In the opening, the master dismounted. The air glittered, amazing the man. He rubbed his eyes. The horse yawned. Their breath took shape and sparkled in clouds before them. Overtaken with a sudden urge to sleep, the horse folded its legs beneath itself and dropped to the soft, cool earth. It stretched out its neck and rested its jaw bone on a mound of grass. The man followed suit, sitting on the ground and leaning back against the prostrate animal. As if cast under a spell, both were soon snoozing.

Out of fallen hollowed logs and half-standing snags at the edge of the opening, or descending by spider-silk from leafy bowers in the treetops, a troupe of ragtag phantoms and sprites appeared. A shade stood by the head of the horse and a shadow by the head of the man, each casting dream dust when the sleepers’ eyelids fluttered. The others poured over the prone bodies, emptying the man’s pockets of two gold coins and gleaning half-chewed corn from between the horse’s teeth. Six tiny hands grabbed a loose thread in the man’s woven vest and pulled, unwinding the wool. A team of specters wound the thread into skeins and whisked the rolls away. When their work was done, an apparition looking like a fairy waved a wand above the sleeping pair. The magical troupe disappeared in a flash.

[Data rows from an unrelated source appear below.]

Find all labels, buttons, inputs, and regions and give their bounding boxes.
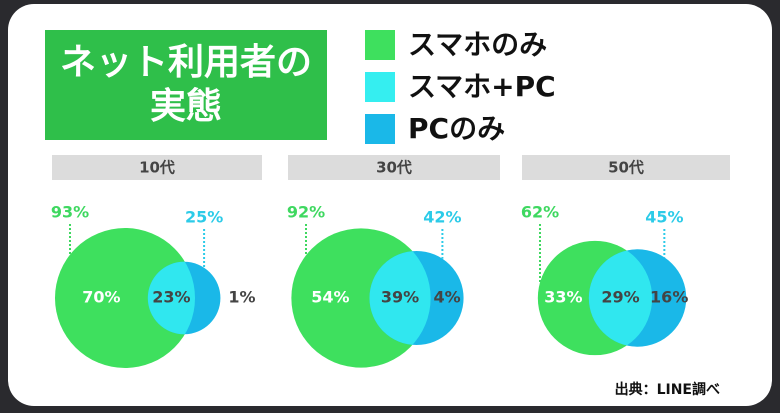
overlap <box>147 261 196 335</box>
total-label: 42% <box>423 208 461 227</box>
legend-label: スマホ+PC <box>408 70 556 103</box>
title: 実態 <box>150 86 222 127</box>
chart-header <box>52 155 262 180</box>
value-label: 70% <box>82 288 120 307</box>
source: 出典：LINE調べ <box>615 381 720 398</box>
legend-swatch <box>365 72 395 102</box>
title: ネット利用者の <box>60 42 312 83</box>
value-label: 4% <box>434 288 461 307</box>
value-label: 23% <box>152 288 190 307</box>
overlap <box>588 249 653 347</box>
chart-title: 30代 <box>376 159 412 177</box>
legend-label: PCのみ <box>408 112 505 145</box>
chart-header <box>288 155 500 180</box>
chart-title: 10代 <box>139 159 175 177</box>
circle-smartphone <box>54 227 196 369</box>
legend-swatch <box>365 114 395 144</box>
total-label: 45% <box>645 208 683 227</box>
overlap <box>369 250 431 346</box>
chart-header <box>522 155 730 180</box>
total-label: 62% <box>521 203 559 222</box>
total-label: 92% <box>287 203 325 222</box>
legend-label: スマホのみ <box>408 28 547 61</box>
legend-swatch <box>365 30 395 60</box>
value-label: 29% <box>601 288 639 307</box>
total-label: 93% <box>51 203 89 222</box>
chart-title: 50代 <box>608 159 644 177</box>
value-label: 16% <box>650 288 688 307</box>
value-label: 1% <box>228 288 255 307</box>
value-label: 54% <box>311 288 349 307</box>
total-label: 25% <box>185 208 223 227</box>
title-box <box>45 30 327 140</box>
value-label: 39% <box>381 288 419 307</box>
value-label: 33% <box>544 288 582 307</box>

The sun was falling fast toward the horizon, and shadows were growing long. The gentleman was confounded that he had slept. What earlier seemed an enchanted space, now grew chilled. He leaped to his feet as the horse surged up from the ground. Wasting no time, he hoisted his toe into the stirrup and pulled himself up into the saddle.  Reins in hand, he spun the horse on its heels and spurred the steed. Shaking off its supernatural drowsiness, the animal plunged through the woodlands, racing for its barn.

Feeling cold, the horseman glanced down and spied his  vest was missing. Only a wisp or two of the distinctive yarns remained, caught in his belt buckle. As the dusk deepened, there was no time to sound the depths of his confusion. He bent at the waist, tucked himself as close to the body and neck of the horse as he could, and rode for the manor as if ghosts were chasing him.